Joan Jett is a Projector — built not for endless output but for seeing exactly what a song, a band, or a scene needs and channeling everyone's energy toward it. That's a strange shape for a rock star, a role that usually rewards Generator stamina, but Jett's whole career has been about doing rock and roll her own way. She doesn't tour like a workhorse and never did; she conserves, then detonates.

She found her instrument at fifteen, when her parents bought her a guitar for Christmas and the first teacher she tried told her girls don't play rock and roll. She quit lessons and taught herself. Within two years she'd co-founded The Runaways with Sandy West, scouted by producer Kim Fowley — the kind of recognition that opens a door her Projector wiring needed to step through. The band was a teenage all-girl rock outfit at a moment when the industry had no category for them, and Jett's rhythm guitar was the engine underneath Cherie Currie's vocals and Lita Ford's leads.

When The Runaways collapsed in 1979, Jett was nineteen and broke. She recorded a solo album that twenty-three labels rejected before she and manager Kenny Laguna pressed it themselves and sold it out of the trunk of his Cadillac — the kind of refusal to quit that finds its own purpose in the struggle.

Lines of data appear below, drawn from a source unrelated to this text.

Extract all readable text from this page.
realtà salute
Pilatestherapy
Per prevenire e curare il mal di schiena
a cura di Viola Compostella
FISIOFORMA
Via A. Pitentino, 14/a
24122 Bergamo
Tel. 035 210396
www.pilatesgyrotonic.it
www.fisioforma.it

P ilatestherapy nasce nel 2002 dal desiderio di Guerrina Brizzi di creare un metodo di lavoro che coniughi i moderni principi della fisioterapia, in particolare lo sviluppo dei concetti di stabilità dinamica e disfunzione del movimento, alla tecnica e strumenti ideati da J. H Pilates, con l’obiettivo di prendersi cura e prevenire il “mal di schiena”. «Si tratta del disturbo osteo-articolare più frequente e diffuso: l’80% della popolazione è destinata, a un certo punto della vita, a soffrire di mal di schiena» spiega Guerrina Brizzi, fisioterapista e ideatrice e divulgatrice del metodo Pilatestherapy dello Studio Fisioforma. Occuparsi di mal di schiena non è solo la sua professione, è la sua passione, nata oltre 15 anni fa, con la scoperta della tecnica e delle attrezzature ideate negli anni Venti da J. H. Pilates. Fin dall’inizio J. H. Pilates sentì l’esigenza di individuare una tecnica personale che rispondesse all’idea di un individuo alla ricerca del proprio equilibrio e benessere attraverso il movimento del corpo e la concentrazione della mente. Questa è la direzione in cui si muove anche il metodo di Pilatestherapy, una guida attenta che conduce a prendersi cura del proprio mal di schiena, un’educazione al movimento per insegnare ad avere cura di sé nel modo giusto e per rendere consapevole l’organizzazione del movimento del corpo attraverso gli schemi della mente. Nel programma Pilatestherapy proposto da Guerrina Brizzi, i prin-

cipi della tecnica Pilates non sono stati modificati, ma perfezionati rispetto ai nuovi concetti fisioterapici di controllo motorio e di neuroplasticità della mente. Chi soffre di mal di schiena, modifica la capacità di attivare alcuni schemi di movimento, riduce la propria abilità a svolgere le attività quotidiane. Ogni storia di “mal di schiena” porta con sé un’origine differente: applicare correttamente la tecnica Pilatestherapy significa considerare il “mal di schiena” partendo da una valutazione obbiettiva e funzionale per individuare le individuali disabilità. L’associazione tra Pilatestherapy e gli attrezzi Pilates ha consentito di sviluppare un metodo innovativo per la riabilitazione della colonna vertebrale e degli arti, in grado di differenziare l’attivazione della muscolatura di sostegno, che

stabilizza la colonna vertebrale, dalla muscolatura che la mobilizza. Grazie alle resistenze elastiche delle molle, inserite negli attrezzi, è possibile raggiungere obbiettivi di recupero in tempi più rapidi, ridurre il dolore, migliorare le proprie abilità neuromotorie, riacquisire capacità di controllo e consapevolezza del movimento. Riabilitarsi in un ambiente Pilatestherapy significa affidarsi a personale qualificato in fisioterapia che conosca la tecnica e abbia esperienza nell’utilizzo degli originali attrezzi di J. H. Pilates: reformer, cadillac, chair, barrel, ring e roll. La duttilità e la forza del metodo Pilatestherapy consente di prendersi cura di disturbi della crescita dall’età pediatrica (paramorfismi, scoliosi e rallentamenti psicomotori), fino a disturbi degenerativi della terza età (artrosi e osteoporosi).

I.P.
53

They eventually founded Blackheart Records, one of the first independent labels run by a woman. "I Love Rock 'n Roll" hit number one in 1982 and stayed there seven weeks. The song, a cover she'd loved since hearing it on British TV in 1976, was her instinct that something was worth preserving and amplifying — a gift for spotting what others had walked past.

Her 2/4 profile shows up plainly: famously private, she lives modestly, doesn't do the celebrity circuit, retreats into her vegan, animal-rights work and her Long Beach home — and yet her career has been built entirely through community. Kenny Laguna has been her partner and producer for over forty years. Miley Cyrus, Pink, Bikini Kill, the Foo Fighters — she gets pulled back out by the people who genuinely see her, then disappears again. Her stage uniform — black leather, shag, eyeliner — has barely changed since 1977, a refusal to soften herself for anyone's comfort.

When she sings "I don't give a damn 'bout my bad reputation," it isn't a pose. She fought a decade-long war with a music industry that wanted her to be cuter, more compliant, more marketable, and she simply outlasted them — saying the true thing in the moment it needed saying. She produced the Germs' only studio album, championed the Riot Grrrl movement before most critics knew it existed, and toured for U.S. troops in war zones because she felt called to. She hears the next sound before the mainstream does and has spent her whole career handing the microphone to women coming up behind her.

She was inducted into the Rock and Roll Hall of Fame in 2015. She showed up in leather.